Please add a pull request or an issue if you can think of any other cases this script should cover!

  • Filtering common prefixes for popular bots on discord
  • Filtering common system messages, such as pins, server joins, etc.
  • Translating “special” unicode-based characters into the english alphabet (text like 𝔾𝕣𝕒𝕟𝕕𝕞𝕒'𝕤 🅂🄲🄰🅁🅈 ɖօɢ to Grandma's SCARY DOG (a real username btw))
  • Converting excessive spaces and unicode spaces to traditional spaces (text like hi , you! to hi, you)
  • Replace users who left the the server(s) without being properly cached (they show up as Deleted User) with a random name that is attached to their id (names like @Deleted User to @Jake)
  • Fixing excessive punctuation or spelling with certain limits (to keep ellipsis, for example) (text like REEEEEEEEEEEEEEE.......... to REEE...)
  • Filtering non-ascii characters and commonly used characters for ascii/unicode art (but keeping enough to make the vast majority of messages look ok) (text like 🖊️i like to write <🖊️> to i like to write)
  • Converting supported emojis to their shorthand form (😂 to :joy:,)
  • Removing multiline code blocks while only removing the ticks around the single line code blocks (removing text like ```text```)
  • Replacing newlines with an escaped newline (hi\nhow are you? to hi\\nhow are you?)
  • Merging multi-message, single-author continuous messages into a single message merged with escaped newlines
  • Removing URLs (like https://jadeai.ml)
  • Removing emails (like contact@j-fan.ml)

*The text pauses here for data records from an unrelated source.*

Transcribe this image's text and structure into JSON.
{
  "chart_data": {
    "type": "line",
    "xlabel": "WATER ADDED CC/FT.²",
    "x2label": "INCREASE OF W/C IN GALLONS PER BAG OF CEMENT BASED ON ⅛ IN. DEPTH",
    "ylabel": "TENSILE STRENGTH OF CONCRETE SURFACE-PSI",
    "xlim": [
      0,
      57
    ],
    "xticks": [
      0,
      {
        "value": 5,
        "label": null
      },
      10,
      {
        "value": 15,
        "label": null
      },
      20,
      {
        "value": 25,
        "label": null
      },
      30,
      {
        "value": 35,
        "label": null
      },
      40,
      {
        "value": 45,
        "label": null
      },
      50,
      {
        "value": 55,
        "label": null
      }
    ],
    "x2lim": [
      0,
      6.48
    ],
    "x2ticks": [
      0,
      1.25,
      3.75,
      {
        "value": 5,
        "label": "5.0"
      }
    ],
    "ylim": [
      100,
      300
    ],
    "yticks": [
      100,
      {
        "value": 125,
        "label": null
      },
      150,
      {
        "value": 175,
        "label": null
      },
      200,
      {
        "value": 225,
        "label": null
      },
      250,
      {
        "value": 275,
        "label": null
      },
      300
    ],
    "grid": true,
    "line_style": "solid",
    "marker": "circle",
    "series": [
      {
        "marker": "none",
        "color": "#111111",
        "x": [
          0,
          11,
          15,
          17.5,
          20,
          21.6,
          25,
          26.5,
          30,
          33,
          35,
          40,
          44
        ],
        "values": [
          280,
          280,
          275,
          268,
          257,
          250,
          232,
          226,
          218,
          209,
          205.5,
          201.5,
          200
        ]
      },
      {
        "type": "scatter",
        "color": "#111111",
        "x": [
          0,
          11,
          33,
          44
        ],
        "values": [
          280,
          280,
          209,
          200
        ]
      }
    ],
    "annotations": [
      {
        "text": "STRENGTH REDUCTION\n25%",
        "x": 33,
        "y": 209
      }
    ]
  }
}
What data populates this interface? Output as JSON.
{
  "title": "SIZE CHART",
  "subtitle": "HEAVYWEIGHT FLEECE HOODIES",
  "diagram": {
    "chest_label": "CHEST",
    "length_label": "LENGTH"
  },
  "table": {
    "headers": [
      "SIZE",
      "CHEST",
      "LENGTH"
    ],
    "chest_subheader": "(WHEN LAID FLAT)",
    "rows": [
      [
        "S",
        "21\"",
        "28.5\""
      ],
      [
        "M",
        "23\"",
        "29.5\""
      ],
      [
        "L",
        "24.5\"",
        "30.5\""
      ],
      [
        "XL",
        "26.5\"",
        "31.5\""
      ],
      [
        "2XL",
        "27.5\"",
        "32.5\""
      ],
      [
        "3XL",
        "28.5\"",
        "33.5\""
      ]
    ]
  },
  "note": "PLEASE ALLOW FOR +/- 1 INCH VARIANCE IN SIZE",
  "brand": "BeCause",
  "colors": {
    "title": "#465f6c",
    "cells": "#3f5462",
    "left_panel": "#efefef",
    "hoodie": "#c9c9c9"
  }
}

  • Removing phone numbers (like +1 (123) 456-7890)
  • Removing custom emojis (like :pogchamp:)
  • Removing toxic messages (like f*** you) *note: example is censored

Doing this for a lot of data (millions of messages) is extremely difficult to do, and this repo employs a lot of optimizations. If you’re a developer and would like to benchmark the functionality of the scripts, you can run the script in src/workers.py, which contains benchmarking tools. See the README in src for my benchmark results.